Wednesday, April 4, 2012

Sometimes your clients say very inconvenient things

I know this and, as an attorney, have experienced it too often.  That is why I feel sorry for Dana Lydia Kaersvang.  She works for the Department of Justice.  Yesterday she was all set to argue an appeal before the 5th Circuit Court of Appeals.  The court was hearing a separate appeal by a group of physician owned hospitals on the Constitutionality of the Obamacare law.  Only poor Ms. Kaersvang never got a chance to argue her case.  Her client, Barack Obama, had just the day before very publicly and very loudly questioned whether there was precedent for a federal court to strike down a law that the court found to be unconstitutional which had been passed by the popularly elected Congress.  So just as my sister at the bar had begun to speak, Judge Jerry Smith interrupted her and asked whether it was her client's, and thus the Attorney General's and her, position that the court had no power to hear the appeal and, if the court felt the challenge had merit, to strike down a law that they determined was not allowed by the Constitution.  She did better than I probably would have.  She cited Marbury v.
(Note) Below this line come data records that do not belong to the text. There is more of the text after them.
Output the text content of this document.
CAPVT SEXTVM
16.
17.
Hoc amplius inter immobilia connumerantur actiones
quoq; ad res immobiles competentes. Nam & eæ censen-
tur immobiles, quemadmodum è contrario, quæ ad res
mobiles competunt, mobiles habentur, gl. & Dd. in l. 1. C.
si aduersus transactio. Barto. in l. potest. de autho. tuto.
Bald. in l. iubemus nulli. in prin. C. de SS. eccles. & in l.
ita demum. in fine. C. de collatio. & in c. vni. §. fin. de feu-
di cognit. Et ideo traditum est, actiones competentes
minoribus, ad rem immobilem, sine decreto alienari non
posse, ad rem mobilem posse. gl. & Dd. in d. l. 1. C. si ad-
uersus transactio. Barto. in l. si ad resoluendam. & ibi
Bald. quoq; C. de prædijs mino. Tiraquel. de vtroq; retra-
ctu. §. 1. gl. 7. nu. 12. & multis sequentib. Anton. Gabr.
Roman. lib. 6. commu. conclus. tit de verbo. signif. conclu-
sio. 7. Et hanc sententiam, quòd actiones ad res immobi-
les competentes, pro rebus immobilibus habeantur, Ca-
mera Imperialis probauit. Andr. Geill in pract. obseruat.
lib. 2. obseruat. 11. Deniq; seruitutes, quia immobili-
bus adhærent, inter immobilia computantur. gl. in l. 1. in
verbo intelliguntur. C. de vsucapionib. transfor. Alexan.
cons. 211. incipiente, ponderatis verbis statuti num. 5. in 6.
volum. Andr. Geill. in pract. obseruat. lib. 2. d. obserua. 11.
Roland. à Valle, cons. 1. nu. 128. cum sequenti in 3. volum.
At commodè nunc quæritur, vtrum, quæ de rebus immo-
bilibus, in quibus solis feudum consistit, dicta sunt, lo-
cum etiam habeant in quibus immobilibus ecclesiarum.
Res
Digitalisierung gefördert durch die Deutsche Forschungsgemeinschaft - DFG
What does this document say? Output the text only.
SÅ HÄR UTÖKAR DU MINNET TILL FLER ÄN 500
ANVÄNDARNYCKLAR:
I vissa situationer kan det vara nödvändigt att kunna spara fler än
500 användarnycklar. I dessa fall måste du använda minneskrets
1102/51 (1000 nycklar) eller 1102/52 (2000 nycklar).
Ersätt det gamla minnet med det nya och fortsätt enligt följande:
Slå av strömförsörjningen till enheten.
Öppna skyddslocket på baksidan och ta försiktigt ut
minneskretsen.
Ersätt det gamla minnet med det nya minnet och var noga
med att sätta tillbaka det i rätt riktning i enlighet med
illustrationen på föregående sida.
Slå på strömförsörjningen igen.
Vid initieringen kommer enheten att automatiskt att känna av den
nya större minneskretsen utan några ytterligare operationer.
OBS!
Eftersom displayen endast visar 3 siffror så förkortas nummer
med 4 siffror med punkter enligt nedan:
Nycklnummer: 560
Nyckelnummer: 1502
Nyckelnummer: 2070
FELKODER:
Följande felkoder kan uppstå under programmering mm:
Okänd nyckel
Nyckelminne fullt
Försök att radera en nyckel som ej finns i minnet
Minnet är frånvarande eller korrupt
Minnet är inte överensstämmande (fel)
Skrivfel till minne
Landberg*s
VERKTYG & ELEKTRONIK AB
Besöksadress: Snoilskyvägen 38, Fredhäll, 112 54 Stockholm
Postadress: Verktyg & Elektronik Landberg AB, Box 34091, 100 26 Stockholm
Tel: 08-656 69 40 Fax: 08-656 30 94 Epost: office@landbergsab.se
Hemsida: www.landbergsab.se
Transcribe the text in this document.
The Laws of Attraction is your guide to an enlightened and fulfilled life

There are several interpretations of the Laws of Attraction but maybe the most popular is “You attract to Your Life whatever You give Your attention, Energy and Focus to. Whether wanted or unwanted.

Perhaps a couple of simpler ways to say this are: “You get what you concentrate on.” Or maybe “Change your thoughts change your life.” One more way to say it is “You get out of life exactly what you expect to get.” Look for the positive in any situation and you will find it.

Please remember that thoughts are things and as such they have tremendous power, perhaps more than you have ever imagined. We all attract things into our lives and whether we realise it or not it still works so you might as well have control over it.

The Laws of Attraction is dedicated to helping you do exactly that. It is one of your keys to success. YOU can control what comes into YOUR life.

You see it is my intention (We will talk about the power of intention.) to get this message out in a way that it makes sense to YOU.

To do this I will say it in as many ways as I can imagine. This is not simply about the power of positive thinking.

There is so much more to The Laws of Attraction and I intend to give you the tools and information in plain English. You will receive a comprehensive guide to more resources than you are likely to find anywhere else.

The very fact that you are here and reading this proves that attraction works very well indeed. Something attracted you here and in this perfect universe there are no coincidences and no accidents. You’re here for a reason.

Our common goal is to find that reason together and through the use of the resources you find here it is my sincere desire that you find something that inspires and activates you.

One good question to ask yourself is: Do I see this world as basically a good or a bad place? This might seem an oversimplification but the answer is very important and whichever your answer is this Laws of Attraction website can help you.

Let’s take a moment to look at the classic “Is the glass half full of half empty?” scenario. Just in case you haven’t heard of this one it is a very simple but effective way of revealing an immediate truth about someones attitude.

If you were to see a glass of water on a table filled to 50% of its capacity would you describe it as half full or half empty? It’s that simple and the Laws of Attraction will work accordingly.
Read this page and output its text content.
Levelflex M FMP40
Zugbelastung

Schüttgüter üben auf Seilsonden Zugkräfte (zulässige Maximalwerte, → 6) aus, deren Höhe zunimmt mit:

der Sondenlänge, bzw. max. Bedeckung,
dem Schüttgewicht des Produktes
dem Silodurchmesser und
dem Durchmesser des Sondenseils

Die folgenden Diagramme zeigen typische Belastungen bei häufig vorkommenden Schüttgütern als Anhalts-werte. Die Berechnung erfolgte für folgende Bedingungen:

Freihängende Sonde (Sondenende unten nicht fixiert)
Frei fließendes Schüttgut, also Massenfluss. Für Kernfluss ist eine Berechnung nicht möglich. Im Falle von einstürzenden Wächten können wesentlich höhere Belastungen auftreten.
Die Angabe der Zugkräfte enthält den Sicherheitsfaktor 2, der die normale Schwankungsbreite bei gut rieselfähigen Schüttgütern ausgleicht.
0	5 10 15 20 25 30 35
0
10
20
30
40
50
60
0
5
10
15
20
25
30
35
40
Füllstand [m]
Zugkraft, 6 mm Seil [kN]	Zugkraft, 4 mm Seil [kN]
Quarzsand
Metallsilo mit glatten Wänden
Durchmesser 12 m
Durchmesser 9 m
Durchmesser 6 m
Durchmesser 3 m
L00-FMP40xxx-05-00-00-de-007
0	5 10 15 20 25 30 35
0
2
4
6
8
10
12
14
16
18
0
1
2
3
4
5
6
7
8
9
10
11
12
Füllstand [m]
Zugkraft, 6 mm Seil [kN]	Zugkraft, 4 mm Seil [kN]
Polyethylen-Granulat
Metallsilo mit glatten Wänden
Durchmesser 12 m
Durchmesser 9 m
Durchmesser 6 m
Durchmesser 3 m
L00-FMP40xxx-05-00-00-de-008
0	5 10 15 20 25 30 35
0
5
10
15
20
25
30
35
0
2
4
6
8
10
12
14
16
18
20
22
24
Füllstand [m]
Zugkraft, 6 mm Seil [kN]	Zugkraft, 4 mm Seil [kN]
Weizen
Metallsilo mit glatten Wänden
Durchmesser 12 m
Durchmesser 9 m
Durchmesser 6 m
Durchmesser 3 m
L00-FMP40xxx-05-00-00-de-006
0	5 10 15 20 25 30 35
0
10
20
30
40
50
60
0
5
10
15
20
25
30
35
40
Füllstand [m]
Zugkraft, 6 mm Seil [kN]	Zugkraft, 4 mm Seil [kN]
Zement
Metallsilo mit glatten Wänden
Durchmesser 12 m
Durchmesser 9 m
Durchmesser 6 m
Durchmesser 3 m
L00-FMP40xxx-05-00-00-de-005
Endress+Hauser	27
Madison for the long settled principle and precedent that the courts unquestionably had that power.  Nonetheless, Judge Smith suspended the argument and directed her to file in writing either an admission by the Attorney General and his client, the President, that the court has the power to review a Constitutional challenge to the Federal statute or to explain their rationale for why it did not.  Much backtracking has ensued.

2 comments:

Dave H said...

Years ago I heard attorneys referred to as "mouthpieces," but it sounds like some clients are more in need of a muzzle.

2cents said...

Most, in my experience. Hence the time honored tradition of getting a retainer.